Найдем ли мы тут противоречия с приведенным выше диагнозом? Скажем ли, что лучше уж избавиться от этих свойств, которые все-таки до последнего времени были присущи нашему обществу в целом, несмотря на его жуткую порабощенность и кровавую порчу, и лишь начиная с 1970-х годов стали испаряться, уступая место, к сожалению, не буржуазной, а полууголовной морали? Не расстаться ли навсегда с «напряженным исканием Града Божия» (с. 71), глубоко отличающемся, как пишет Булгаков, от «влечения мещанской культуры к прочному земному благополучию» (с. 71—72), но зато с такой охотой вступающим в брак с опаснейшими, на булгаковский же взгляд, утопиями?

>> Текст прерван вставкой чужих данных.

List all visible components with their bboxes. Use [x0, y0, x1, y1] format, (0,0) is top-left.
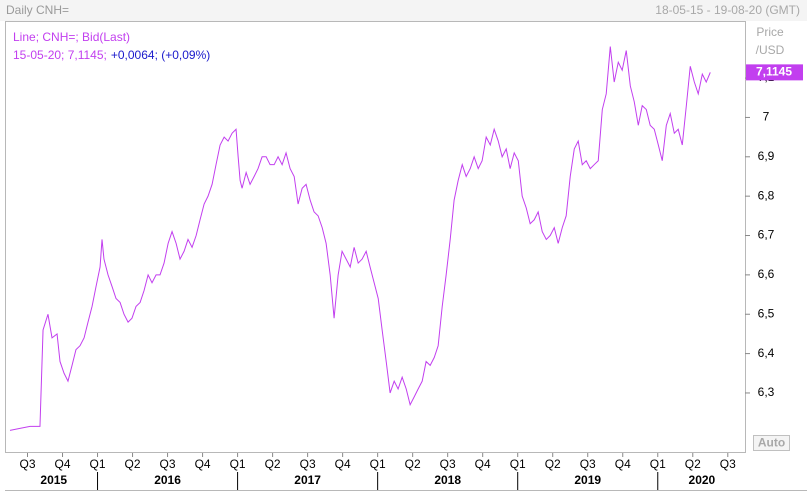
x-tick-label: Q2 — [685, 457, 701, 471]
x-tick-label: Q1 — [650, 457, 666, 471]
y-tick-label: 6,3 — [758, 385, 775, 399]
header-bar — [0, 0, 807, 21]
x-tick-label: Q1 — [230, 457, 246, 471]
scale-mode-box[interactable] — [753, 435, 790, 451]
date-range: 18-05-15 - 19-08-20 (GMT) — [655, 3, 800, 17]
y-axis-label: /USD — [756, 43, 785, 57]
x-tick-label: Q2 — [265, 457, 281, 471]
x-tick-label: Q2 — [545, 457, 561, 471]
year-label: 2020 — [689, 473, 716, 487]
year-label: 2018 — [434, 473, 461, 487]
x-tick-label: Q3 — [300, 457, 316, 471]
chart-title: Daily CNH= — [6, 3, 69, 17]
year-label: 2016 — [154, 473, 181, 487]
x-tick-label: Q3 — [19, 457, 35, 471]
plot-frame — [5, 21, 746, 453]
y-tick-label: 6,8 — [758, 188, 775, 202]
y-tick-label: 6,7 — [758, 228, 775, 242]
legend-last: 15-05-20; 7,1145; — [13, 48, 107, 62]
x-tick-label: Q3 — [440, 457, 456, 471]
last-price-tag — [746, 64, 803, 81]
year-label: 2019 — [574, 473, 601, 487]
y-tick-label: 7 — [763, 110, 770, 124]
x-tick-label: Q3 — [720, 457, 736, 471]
x-tick-label: Q1 — [90, 457, 106, 471]
x-tick-label: Q3 — [580, 457, 596, 471]
y-tick-label: 6,6 — [758, 267, 775, 281]
x-tick-label: Q2 — [125, 457, 141, 471]
year-label: 2015 — [40, 473, 67, 487]
year-label: 2017 — [294, 473, 321, 487]
y-tick-label: 6,9 — [758, 149, 775, 163]
y-axis-label: Price — [756, 25, 784, 39]
x-tick-label: Q1 — [370, 457, 386, 471]
x-tick-label: Q2 — [405, 457, 421, 471]
x-tick-label: Q4 — [475, 457, 491, 471]
x-tick-label: Q3 — [160, 457, 176, 471]
x-tick-label: Q1 — [510, 457, 526, 471]
legend-values: 15-05-20; 7,1145; +0,0064; (+0,09%) — [13, 48, 210, 62]
x-tick-label: Q4 — [615, 457, 631, 471]
last-price-label: 7,1145 — [756, 65, 792, 79]
legend-line: Line; CNH=; Bid(Last) — [13, 30, 130, 44]
x-tick-label: Q4 — [55, 457, 71, 471]
scale-mode[interactable]: Auto — [758, 436, 785, 450]
y-tick-label: 6,4 — [758, 346, 775, 360]
legend-change: +0,0064; (+0,09%) — [111, 48, 210, 62]
price-line — [9, 46, 711, 431]
x-tick-label: Q4 — [335, 457, 351, 471]
y-tick-label: 6,5 — [758, 306, 775, 320]
x-tick-label: Q4 — [195, 457, 211, 471]
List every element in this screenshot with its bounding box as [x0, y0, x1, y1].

Не ужаснуться ли его прочувствованному признанию: с почвенниками, пишет он все в том же мемуаре «Агония», «меня разделяло общее ощущение мира и истории, какой-то внутренний апокалипсис, однажды и навсегда воспринятый душой как самое интимное обетование и мечта. <…> И это религиозно-революционное апокалипсическое ощущение “прерывности” <…> роднит меня неразрывно с революцией, даже – horrible dictu[557]
– с русским большевизмом. Отрицая всеми силами души революционность как мировоззрение и программу, я остаюсь и, вероятно, навсегда останусь “революционером” в смысле мироощущения (да разве такими “революционерами” не были первохристиане, ожидавшие скорого мирового пожара?). Но эта революционность в русской душе так неразрывно соединилась с гадаринской бесноватостью[558], что с национально-государственной и культурной точки зрения она может быть только самоубийственной»[559].Вот уж поистине гордиев узел. Забыть бы все это, как страшный сон, и, перейдя к «трудовому интенсивному хозяйству», оставить на пороге «общеевропейского дома» наследственное бремя российской метафизики! Так сегодня думают и, прочтя Булгакова, еще раз подумают многие. Здесь, однако, дело веры. Россия с ее надмирным запросом, историческим срывом и новым мучительным собиранием сил по-прежнему высится огромным вопросительным знаком, заставляющим думать, что не все «концы и начала» ведомы цивилизованному миру с его все еще заслуживающей уважения либеральной демократией. Статья в «Вехах» написана религиозным мыслителем «с национально-государственной и культурной точки зрения» (как и прочие статьи этого сборника); в ней дана точная диагностика и спасительные советы, – хоть ими Россия тогда не воспользовалась, в чем-то они пригодятся впредь. Но есть здесь и то живое противоречие, которое уносит мысль за пределы, очерченные текстом, «во области заочны»…
София-«хозяйка»: Доктрина о. Сергия Булгакова как профилактика консумеризма[560]
Вкачестве двойного эпиграфа к моим размышлениям я хочу предложить, во-первых, знаменитые слова Сергея Николаевича Булгакова (тогда еще – не отца Сергия) из его трактата 1912 года «Философия хозяйства»: «…над дольним миром реет горняя София, просвечивая в нем как разум, как красота, как … хозяйство и культура»[561]
, – и, во-вторых, ответную реплику его упорного оппонента внутри русской религиозной мысли, князя Е.Н. Трубецкого: «Не могу переварить превращение “Софии” во вселенскую хозяйку»[562]. Характерно, что такие атрибуты Софии Премудрости, как разум и красота, не вызвали у философа Трубецкого скептического, тем более саркастического, отклика. Но прозаическое хозяйствование под гнетом посюсторонней необходимости, отмеченное всеми несовершенствами мира сего, никак не вязалось у него с теологемой Софии, триумфально введенной в кругозор русского «светского богословия» Владимиром Соловьевым. Да и сам Булгаков в приведенной выше фразе предварил слово «хозяйство» отточием, каким в письменной речи обычно оттеняются неожиданные и парадоксальные утверждения.Однако я попытаюсь показать, что коллизии деятельности «трансцендентального субъекта хозяйства», т.е., по Булгакову, единого человечества, стали для мыслителя одним из главных импульсов к созданию софиологической доктрины. Сразу оговорюсь, что последняя будет пониматься здесь в самом широком и нестрогом смысле – как учение об отношении человека к миру, сотворенному Премудростью Божией, к миру, в который он, человек, ею введен и в котором занимает особое метафизическое положение. Великий «спор о Софии» с вполне вменяемой критикой многих богословских «дерзостей» о. Сергия я оставляю за скобками своей темы. Мне будет важна софийная первоинтуиция Булгакова с ее, так сказать, практической стороны, внутри жизненного мира его, да и нашей, эпохи, века минувшего и века початого.